BT: Moreover, you are now CEO Emeritus of FutureBrand Speck instead of just CEO, how much of a difference is there for you between these titles?

EJ: Dramatic, I am out of the day-to-day operations. The company is under the remarkably impressive leadership of Michael Sprauve. I’ve moved into an advisory role, which takes much less time. Michael shoulders the burden of all of the hard work that CEOs do. It’s a dramatically different relationship, but the company is still differentiated based on expertise around our ability to understand the drivers of users. It’s through those expertise that drive the accuracy of our design process and that whole vision I had and manifested with Michael is still in play. 

BT: Within the business space, when it’s all said and done, how would you like to be remembered? 

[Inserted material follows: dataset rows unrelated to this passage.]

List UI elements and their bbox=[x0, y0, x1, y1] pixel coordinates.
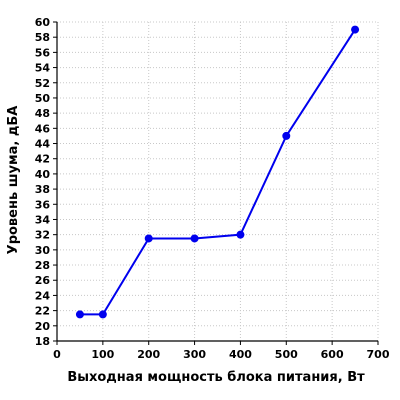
x-tick-label: 500 bbox=[275, 348, 298, 361]
y-tick-label: 38 bbox=[35, 183, 50, 196]
y-tick-label: 44 bbox=[35, 138, 51, 151]
axes bbox=[56, 22, 378, 342]
series-line bbox=[79, 29, 356, 316]
y-tick-label: 60 bbox=[35, 16, 51, 29]
data-point bbox=[190, 234, 199, 243]
y-tick-label: 22 bbox=[35, 305, 50, 318]
y-tick-label: 56 bbox=[35, 46, 51, 59]
x-tick-label: 200 bbox=[137, 348, 160, 361]
y-tick-label: 50 bbox=[35, 92, 51, 105]
y-tick-label: 28 bbox=[35, 259, 50, 272]
y-tick-label: 24 bbox=[35, 289, 51, 302]
data-point bbox=[282, 131, 291, 140]
y-axis-title: Уровень шума, дБА bbox=[6, 106, 21, 255]
y-tick-label: 18 bbox=[35, 335, 50, 348]
y-tick-label: 26 bbox=[35, 274, 51, 287]
data-point bbox=[75, 310, 84, 319]
data-point bbox=[98, 310, 107, 319]
x-tick-label: 300 bbox=[183, 348, 206, 361]
y-tick-label: 54 bbox=[35, 62, 51, 75]
x-tick-label: 600 bbox=[321, 348, 344, 361]
x-tick-label: 0 bbox=[53, 348, 61, 361]
grid bbox=[57, 21, 379, 341]
x-axis-title: Выходная мощность блока питания, Вт bbox=[67, 370, 365, 385]
y-tick-label: 34 bbox=[35, 213, 51, 226]
x-tick-label: 700 bbox=[367, 348, 390, 361]
y-tick-label: 46 bbox=[35, 122, 51, 135]
y-tick-label: 36 bbox=[35, 198, 51, 211]
y-tick-label: 40 bbox=[35, 168, 51, 181]
x-tick-label: 100 bbox=[91, 348, 114, 361]
data-point bbox=[144, 234, 153, 243]
ticks: 0 100 200 300 400 500 600 700 18 20 22 24 26 28 30 32 34… bbox=[35, 16, 390, 361]
y-tick-label: 52 bbox=[35, 77, 50, 90]
data-point bbox=[351, 25, 360, 34]
data-point bbox=[236, 230, 245, 239]
y-tick-label: 48 bbox=[35, 107, 50, 120]
y-tick-label: 32 bbox=[35, 229, 50, 242]
y-tick-label: 30 bbox=[35, 244, 51, 257]
series bbox=[75, 25, 360, 319]
x-tick-label: 400 bbox=[229, 348, 252, 361]
y-tick-label: 58 bbox=[35, 31, 50, 44]
y-tick-label: 20 bbox=[35, 320, 51, 333]
y-tick-label: 42 bbox=[35, 153, 50, 166]
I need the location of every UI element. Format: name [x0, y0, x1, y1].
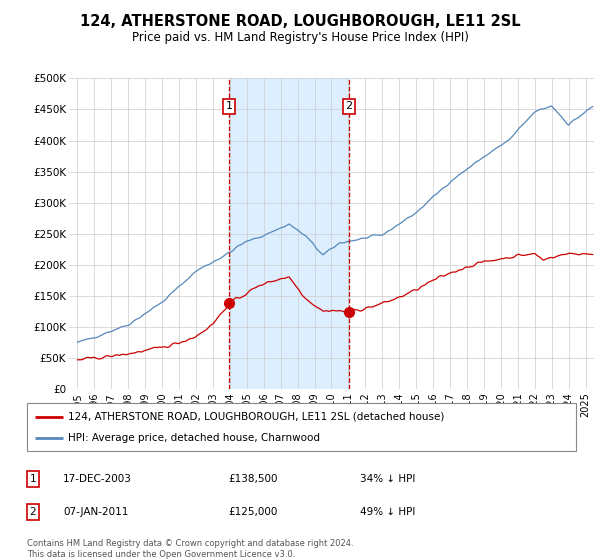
- FancyBboxPatch shape: [27, 403, 576, 451]
- Text: 2: 2: [29, 507, 37, 517]
- Text: £125,000: £125,000: [228, 507, 277, 517]
- Text: 34% ↓ HPI: 34% ↓ HPI: [360, 474, 415, 484]
- Text: Price paid vs. HM Land Registry's House Price Index (HPI): Price paid vs. HM Land Registry's House …: [131, 31, 469, 44]
- Text: HPI: Average price, detached house, Charnwood: HPI: Average price, detached house, Char…: [68, 433, 320, 444]
- Text: 17-DEC-2003: 17-DEC-2003: [63, 474, 132, 484]
- Text: 124, ATHERSTONE ROAD, LOUGHBOROUGH, LE11 2SL (detached house): 124, ATHERSTONE ROAD, LOUGHBOROUGH, LE11…: [68, 412, 445, 422]
- Text: £138,500: £138,500: [228, 474, 277, 484]
- Text: 07-JAN-2011: 07-JAN-2011: [63, 507, 128, 517]
- Text: 124, ATHERSTONE ROAD, LOUGHBOROUGH, LE11 2SL: 124, ATHERSTONE ROAD, LOUGHBOROUGH, LE11…: [80, 14, 520, 29]
- Text: 1: 1: [29, 474, 37, 484]
- Text: 2: 2: [346, 101, 353, 111]
- Text: 1: 1: [226, 101, 233, 111]
- Text: 49% ↓ HPI: 49% ↓ HPI: [360, 507, 415, 517]
- Text: This data is licensed under the Open Government Licence v3.0.: This data is licensed under the Open Gov…: [27, 550, 295, 559]
- Bar: [229, 78, 349, 389]
- Text: Contains HM Land Registry data © Crown copyright and database right 2024.: Contains HM Land Registry data © Crown c…: [27, 539, 353, 548]
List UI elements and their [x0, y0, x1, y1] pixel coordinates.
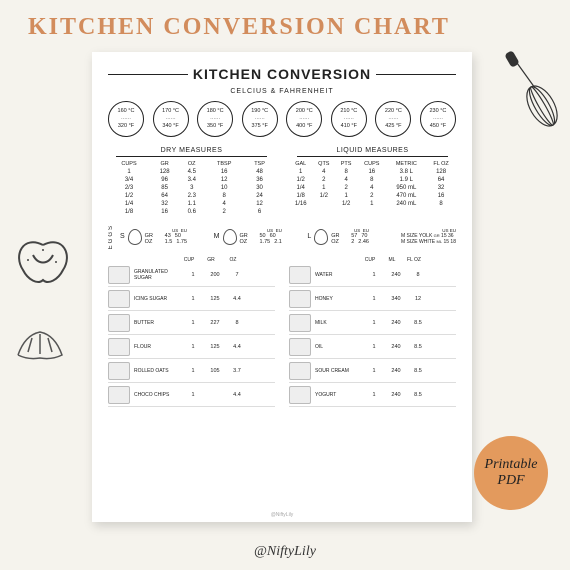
liquid-title: LIQUID MEASURES	[297, 147, 448, 157]
whisk-icon	[500, 48, 560, 138]
ingredient-icon	[108, 290, 130, 308]
temp-circle: 160 °C⋯⋯320 °F	[108, 101, 144, 137]
ingredient-row: OIL12408.5	[289, 338, 456, 359]
ingredient-icon	[108, 338, 130, 356]
ingredient-row: WATER12408	[289, 266, 456, 287]
ingredient-row: ICING SUGAR11254.4	[108, 290, 275, 311]
ingredient-row: SOUR CREAM12408.5	[289, 362, 456, 383]
ingredient-row: BUTTER12278	[108, 314, 275, 335]
ingredient-row: CHOCO CHIPS14.4	[108, 386, 275, 407]
egg-extra: US EUM SIZE YOLK GR 15 36M SIZE WHITE ML…	[401, 228, 456, 245]
liquid-table: GALQTSPTSCUPSMETRICFL OZ148163.8 L1281/2…	[289, 160, 456, 208]
ing-left-rows: GRANULATED SUGAR12007 ICING SUGAR11254.4 B…	[108, 266, 275, 407]
handle: @NiftyLily	[0, 544, 570, 560]
ingredient-icon	[108, 266, 130, 284]
card-title: KITCHEN CONVERSION	[108, 66, 456, 82]
dry-table: CUPSGROZTBSPTSP11284.516483/4963.412362/…	[108, 160, 275, 216]
ingredient-row: MILK12408.5	[289, 314, 456, 335]
printable-badge: Printable PDF	[474, 436, 548, 510]
ingredient-icon	[289, 290, 311, 308]
ing-left-header: CUPGROZ	[108, 257, 275, 263]
ingredient-icon	[289, 266, 311, 284]
ingredient-icon	[289, 314, 311, 332]
temp-circle: 170 °C⋯⋯340 °F	[153, 101, 189, 137]
ingredient-icon	[289, 362, 311, 380]
ingredient-row: HONEY134012	[289, 290, 456, 311]
conversion-card: KITCHEN CONVERSION CELCIUS & FAHRENHEIT …	[92, 52, 472, 522]
ingredient-icon	[289, 386, 311, 404]
page-title: KITCHEN CONVERSION CHART	[0, 0, 570, 49]
temp-label: CELCIUS & FAHRENHEIT	[108, 88, 456, 95]
ing-right-rows: WATER12408 HONEY134012 MILK12408.5 OIL12408…	[289, 266, 456, 407]
croissant-icon	[10, 320, 70, 370]
ingredient-row: FLOUR11254.4	[108, 338, 275, 359]
pretzel-icon	[8, 230, 78, 300]
badge-line2: PDF	[497, 473, 524, 489]
ingredient-row: ROLLED OATS11053.7	[108, 362, 275, 383]
egg-size: SUS EUGR4350OZ1.51.75	[120, 228, 208, 245]
eggs-section: EGGSSUS EUGR4350OZ1.51.75MUS EUGR5060OZ1…	[108, 224, 456, 249]
ingredient-icon	[108, 386, 130, 404]
dry-title: DRY MEASURES	[116, 147, 267, 157]
watermark: @NiftyLily	[271, 512, 294, 518]
egg-size: LUS EUGR5770OZ22.46	[307, 228, 395, 245]
temp-circle: 180 °C⋯⋯350 °F	[197, 101, 233, 137]
temp-row: 160 °C⋯⋯320 °F170 °C⋯⋯340 °F180 °C⋯⋯350 …	[108, 101, 456, 137]
ingredient-icon	[108, 314, 130, 332]
temp-circle: 220 °C⋯⋯425 °F	[375, 101, 411, 137]
ingredient-row: YOGURT12408.5	[289, 386, 456, 407]
temp-circle: 190 °C⋯⋯375 °F	[242, 101, 278, 137]
badge-line1: Printable	[485, 457, 538, 473]
ingredient-icon	[289, 338, 311, 356]
egg-size: MUS EUGR5060OZ1.752.1	[214, 228, 302, 245]
temp-circle: 230 °C⋯⋯450 °F	[420, 101, 456, 137]
ingredient-icon	[108, 362, 130, 380]
temp-circle: 210 °C⋯⋯410 °F	[331, 101, 367, 137]
ingredient-row: GRANULATED SUGAR12007	[108, 266, 275, 287]
temp-circle: 200 °C⋯⋯400 °F	[286, 101, 322, 137]
ing-right-header: CUPMLFL OZ	[289, 257, 456, 263]
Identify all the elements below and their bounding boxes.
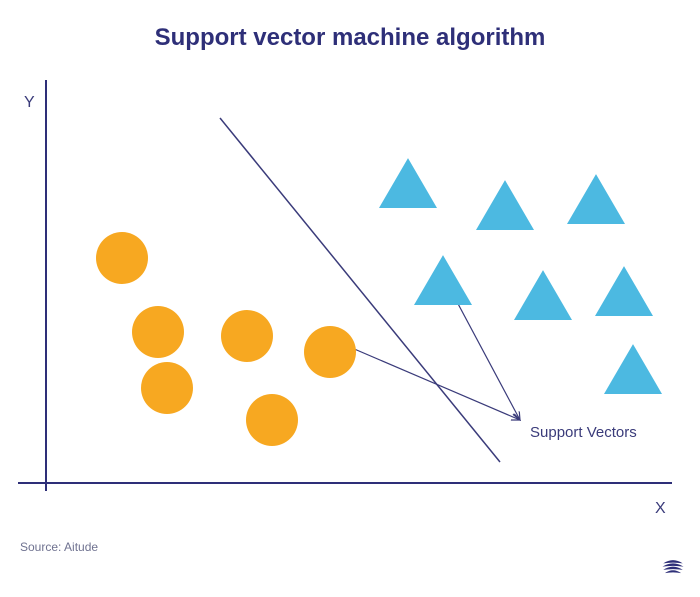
logo-band xyxy=(665,570,681,573)
data-point-triangle xyxy=(379,158,437,208)
data-point-circle xyxy=(221,310,273,362)
data-point-circle xyxy=(96,232,148,284)
data-point-circle xyxy=(132,306,184,358)
svm-plot xyxy=(0,0,700,597)
data-point-triangle xyxy=(514,270,572,320)
data-point-circle xyxy=(304,326,356,378)
logo-band xyxy=(663,567,683,570)
data-point-triangle xyxy=(567,174,625,224)
data-point-circle xyxy=(246,394,298,446)
data-point-triangle xyxy=(476,180,534,230)
data-point-triangle xyxy=(414,255,472,305)
brand-logo-svg xyxy=(660,552,686,578)
data-point-circle xyxy=(141,362,193,414)
logo-band xyxy=(663,560,683,563)
data-point-triangle xyxy=(604,344,662,394)
logo-band xyxy=(662,563,683,566)
data-point-triangle xyxy=(595,266,653,316)
brand-logo-icon xyxy=(660,552,686,583)
class-triangles xyxy=(379,158,662,394)
class-circles xyxy=(96,232,356,446)
support-vector-arrow xyxy=(352,348,520,420)
axes xyxy=(18,80,672,491)
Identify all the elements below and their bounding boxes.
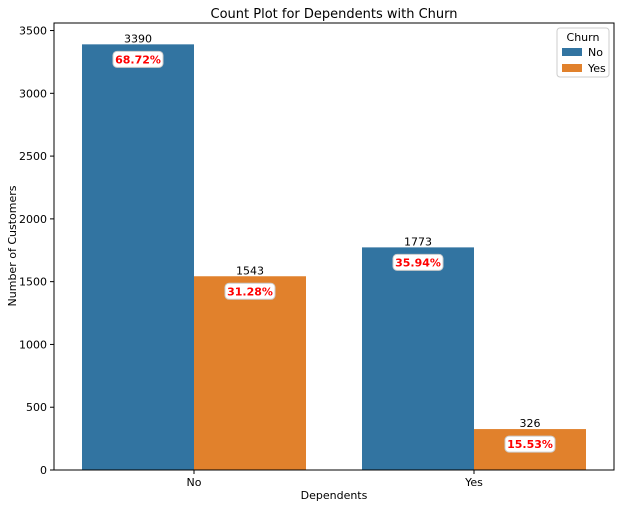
legend-label-yes: Yes: [587, 62, 606, 75]
count-label: 1543: [236, 264, 264, 277]
legend-items: No Yes: [562, 46, 606, 75]
bar-no-no: [82, 44, 194, 470]
count-label: 1773: [404, 235, 432, 248]
chart-title: Count Plot for Dependents with Churn: [211, 7, 458, 22]
legend-swatch-yes: [562, 64, 582, 72]
y-tick-label: 3500: [19, 25, 47, 38]
x-axis: No Yes: [187, 470, 483, 489]
legend: Churn No Yes: [556, 27, 610, 78]
percent-label-box: [392, 253, 444, 271]
percent-label-box: [224, 282, 276, 300]
legend-label-no: No: [588, 46, 603, 59]
y-axis: 0 500 1000 1500 2000 2500 3000 3500: [19, 25, 54, 477]
x-tick-label: No: [187, 476, 202, 489]
bar-yes-no: [194, 276, 306, 470]
y-tick-label: 3000: [19, 87, 47, 100]
y-tick-label: 1000: [19, 338, 47, 351]
x-tick-label: Yes: [464, 476, 483, 489]
bar-no-yes: [362, 247, 474, 470]
y-tick-label: 0: [40, 464, 47, 477]
y-tick-label: 1500: [19, 276, 47, 289]
count-label: 326: [520, 417, 541, 430]
legend-title: Churn: [567, 31, 600, 44]
bar-labels-group: 3390 68.72% 1773 35.94% 1543 31.28% 326 15.53%: [112, 32, 556, 453]
y-tick-label: 2000: [19, 213, 47, 226]
x-axis-label: Dependents: [301, 489, 368, 502]
percent-label: 35.94%: [395, 256, 441, 269]
percent-label-box: [504, 435, 556, 453]
y-tick-label: 2500: [19, 150, 47, 163]
bars-group: [82, 44, 586, 470]
count-label: 3390: [124, 32, 152, 45]
percent-label-box: [112, 50, 164, 68]
plot-frame: [53, 22, 615, 471]
percent-label: 15.53%: [507, 438, 553, 451]
percent-label: 68.72%: [115, 53, 161, 66]
percent-label: 31.28%: [227, 285, 273, 298]
y-tick-label: 500: [26, 401, 47, 414]
y-axis-label: Number of Customers: [6, 185, 19, 306]
legend-swatch-no: [562, 48, 582, 56]
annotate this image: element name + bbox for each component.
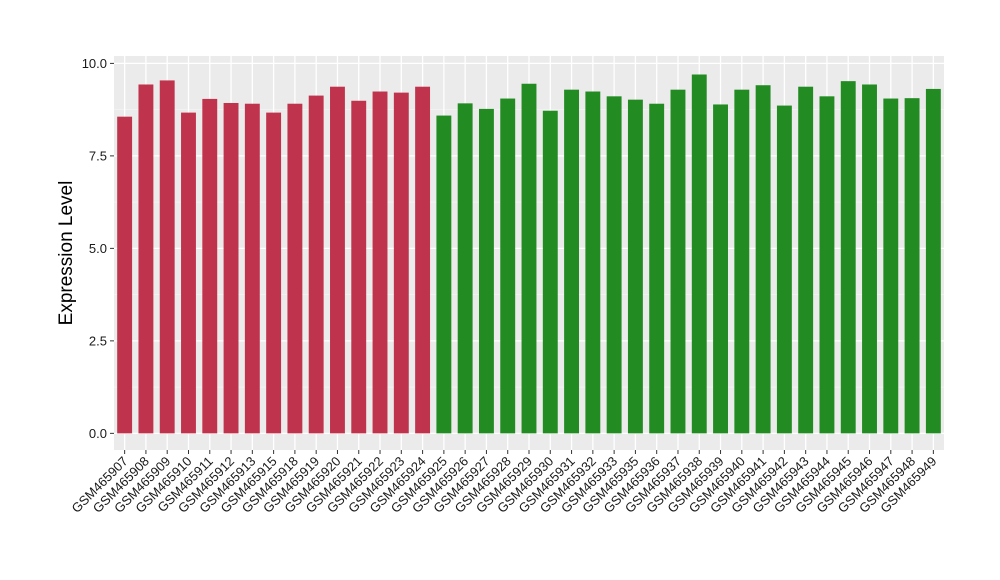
- bar: [330, 86, 345, 434]
- bar: [840, 81, 856, 434]
- y-tick-label: 5.0: [89, 241, 107, 256]
- bar: [691, 74, 707, 434]
- bar: [883, 98, 899, 434]
- bar: [202, 98, 218, 434]
- y-tick-label: 0.0: [89, 426, 107, 441]
- bar: [287, 103, 303, 434]
- bar: [372, 91, 388, 434]
- bar: [223, 102, 239, 434]
- bar: [478, 108, 494, 434]
- bar: [542, 110, 558, 434]
- bar: [627, 99, 643, 434]
- x-axis: GSM465907GSM465908GSM465909GSM465910GSM4…: [69, 450, 939, 516]
- bar: [606, 96, 622, 434]
- bar: [181, 112, 196, 434]
- bar: [776, 105, 792, 434]
- bar: [755, 85, 771, 434]
- bar: [670, 89, 686, 434]
- bar: [351, 100, 367, 434]
- bar: [713, 104, 728, 434]
- bar: [904, 98, 920, 434]
- bar: [521, 83, 537, 434]
- bar: [649, 103, 665, 434]
- y-axis: 0.0 2.5 5.0 7.5 10.0: [82, 56, 114, 441]
- bar: [308, 95, 324, 434]
- bar: [436, 115, 452, 434]
- bar: [500, 98, 516, 434]
- bar: [798, 86, 814, 434]
- bar: [457, 103, 473, 434]
- bar: [925, 88, 941, 434]
- bar: [585, 91, 601, 434]
- bar: [117, 116, 133, 434]
- bars-layer: [117, 74, 941, 434]
- bar: [564, 89, 580, 434]
- y-tick-label: 10.0: [82, 56, 107, 71]
- bar: [819, 96, 835, 434]
- y-axis-title: Expression Level: [56, 181, 77, 326]
- bar: [266, 112, 282, 434]
- bar: [244, 103, 260, 434]
- bar: [393, 92, 409, 434]
- bar: [415, 86, 431, 434]
- bar: [138, 84, 154, 434]
- bar: [159, 80, 175, 434]
- bar: [734, 89, 750, 434]
- bar: [862, 84, 877, 434]
- y-tick-label: 7.5: [89, 148, 107, 163]
- y-tick-label: 2.5: [89, 333, 107, 348]
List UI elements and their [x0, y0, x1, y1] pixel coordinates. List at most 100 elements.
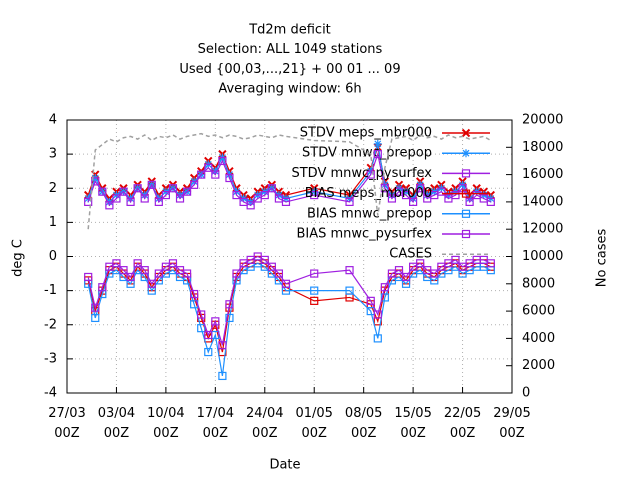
marker: [147, 180, 156, 189]
marker: [281, 279, 291, 288]
marker: [204, 347, 213, 357]
marker: [147, 279, 156, 288]
marker: [218, 156, 227, 166]
y2-axis-label: No cases: [595, 229, 610, 288]
marker: [91, 303, 100, 312]
marker: [133, 259, 142, 268]
marker: [154, 269, 163, 278]
y2-tick-label: 10000: [522, 249, 563, 264]
marker: [451, 255, 460, 265]
y-tick-label: 2: [49, 181, 57, 196]
x-tick-label: 15/05 00Z: [394, 406, 431, 441]
marker: [225, 313, 234, 323]
marker: [105, 201, 114, 210]
marker: [211, 170, 220, 179]
marker: [486, 259, 495, 268]
y-axis-label: deg C: [11, 239, 26, 277]
marker: [401, 272, 411, 282]
legend-label: STDV mnwc_pysurfex: [291, 166, 432, 181]
marker: [380, 283, 389, 292]
marker: [98, 187, 107, 196]
x-tick-label: 08/05 00Z: [345, 406, 382, 441]
legend-label: BIAS meps_mbr000: [305, 186, 432, 201]
marker: [373, 310, 382, 319]
marker: [310, 269, 319, 278]
marker: [211, 317, 220, 326]
marker: [168, 184, 178, 193]
marker: [140, 194, 149, 203]
marker: [91, 313, 100, 323]
chart-title: Used {00,03,...,21} + 00 01 ... 09: [179, 62, 400, 77]
marker: [486, 197, 495, 206]
y-tick-label: 3: [49, 147, 57, 162]
x-tick-label: 17/04 00Z: [197, 406, 234, 441]
series-line: [87, 262, 492, 377]
marker: [451, 190, 460, 200]
marker: [140, 266, 149, 275]
marker: [267, 184, 276, 193]
x-tick-label: 10/04 00Z: [147, 406, 184, 441]
marker: [310, 296, 319, 305]
legend-label: BIAS mnwc_prepop: [307, 206, 432, 221]
marker: [373, 150, 382, 159]
marker: [260, 190, 269, 200]
series-line: [87, 255, 492, 346]
y2-tick-label: 20000: [522, 113, 563, 128]
y-tick-label: 4: [49, 113, 57, 128]
marker: [281, 197, 291, 206]
marker: [190, 180, 199, 189]
marker: [126, 197, 135, 206]
marker: [345, 286, 354, 295]
marker: [112, 194, 121, 203]
plot-frame: [66, 119, 513, 394]
marker: [310, 286, 319, 295]
marker: [366, 170, 375, 179]
x-tick-label: 03/04 00Z: [98, 406, 135, 441]
y2-tick-label: 14000: [522, 194, 563, 209]
marker: [154, 197, 163, 206]
x-tick-label: 22/05 00Z: [444, 406, 481, 441]
marker: [161, 190, 170, 200]
marker: [168, 259, 178, 268]
y-tick-label: -1: [44, 283, 57, 298]
x-tick-label: 29/05 00Z: [493, 406, 530, 441]
marker: [260, 255, 269, 265]
marker: [246, 201, 255, 210]
x-tick-label: 27/03 00Z: [48, 406, 85, 441]
marker: [373, 334, 382, 343]
marker: [461, 229, 471, 239]
chart-title: Td2m deficit: [248, 23, 331, 38]
marker: [182, 269, 192, 278]
marker: [274, 269, 284, 278]
marker: [133, 184, 142, 193]
y2-tick-label: 12000: [522, 222, 563, 237]
marker: [119, 187, 128, 196]
marker: [126, 272, 135, 282]
marker: [267, 262, 276, 271]
x-tick-label: 01/05 00Z: [295, 406, 332, 441]
marker: [345, 266, 354, 275]
marker: [366, 296, 375, 305]
marker: [182, 187, 192, 196]
y2-tick-label: 2000: [522, 358, 555, 373]
marker: [430, 269, 439, 278]
marker: [84, 272, 93, 282]
marker: [461, 189, 471, 198]
y-tick-label: -2: [44, 317, 57, 332]
y2-tick-label: 18000: [522, 140, 563, 155]
marker: [225, 300, 234, 309]
legend-label: CASES: [389, 247, 432, 262]
marker: [232, 269, 241, 278]
marker: [462, 149, 470, 158]
y2-tick-label: 6000: [522, 304, 555, 319]
y-tick-label: 1: [49, 215, 57, 230]
marker: [197, 324, 206, 333]
chart-title: Selection: ALL 1049 stations: [198, 42, 383, 57]
marker: [84, 197, 93, 206]
marker: [190, 289, 199, 299]
marker: [175, 194, 185, 203]
marker: [387, 194, 397, 203]
y-tick-label: 0: [49, 249, 57, 264]
y2-tick-label: 16000: [522, 167, 563, 182]
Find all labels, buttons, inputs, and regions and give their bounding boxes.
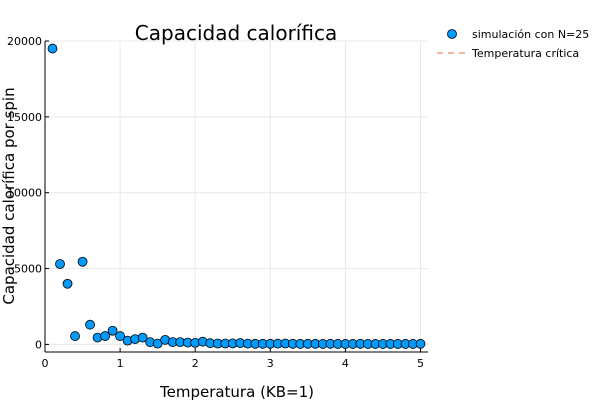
- y-tick-label: 0: [35, 338, 42, 351]
- data-point: [47, 43, 58, 54]
- legend-label-simulation: simulación con N=25: [472, 28, 589, 41]
- legend: simulación con N=25 Temperatura crítica: [437, 28, 589, 60]
- x-axis-label: Temperatura (KB=1): [159, 383, 314, 400]
- y-tick-labels: 0 5000 10000 15000 20000: [7, 35, 42, 351]
- data-point: [107, 325, 118, 336]
- x-tick-label: 5: [417, 357, 424, 370]
- data-point: [77, 256, 88, 267]
- x-tick-label: 3: [267, 357, 274, 370]
- x-tick-label: 2: [192, 357, 199, 370]
- data-point: [100, 331, 110, 341]
- y-axis-label: Capacidad calorífica por spin: [0, 87, 18, 304]
- legend-label-critical-temperature: Temperatura crítica: [471, 47, 579, 60]
- axes: [44, 40, 428, 353]
- y-tick-label: 10000: [7, 187, 42, 200]
- data-point: [85, 319, 95, 330]
- data-point: [415, 338, 426, 349]
- x-tick-label: 1: [117, 357, 124, 370]
- x-tick-label: 4: [342, 357, 349, 370]
- data-point: [55, 259, 65, 269]
- data-point: [62, 278, 73, 289]
- data-points: [47, 43, 426, 349]
- chart-title: Capacidad calorífica: [135, 21, 337, 45]
- y-tick-label: 15000: [7, 111, 42, 124]
- legend-marker-simulation: [447, 29, 457, 39]
- x-tick-label: 0: [42, 357, 49, 370]
- data-point: [115, 331, 125, 341]
- data-point: [70, 331, 80, 341]
- y-tick-label: 20000: [7, 35, 42, 48]
- y-tick-label: 5000: [14, 263, 42, 276]
- x-tick-labels: 0 1 2 3 4 5: [42, 357, 424, 370]
- grid-lines: [44, 40, 428, 352]
- data-point: [137, 332, 148, 343]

EJ: I want to move some big dials. I think I’m just beginning my career really now, so I want to be remembered as someone who never stopped fighting for justice. Justice manifests in all sorts of ways, and I drank the Kool-Aid on business early on. A thriving economy and thriving business community is one of the platforms that enable justice when done well. I am passionate about participating and shifting the landscape so it's inclusive, empowering and provides everyone with a platform to fulfill their dreams. We aren’t there; we’re nowhere near there, but I would like to be remembered as someone who inched us slightly further forwards.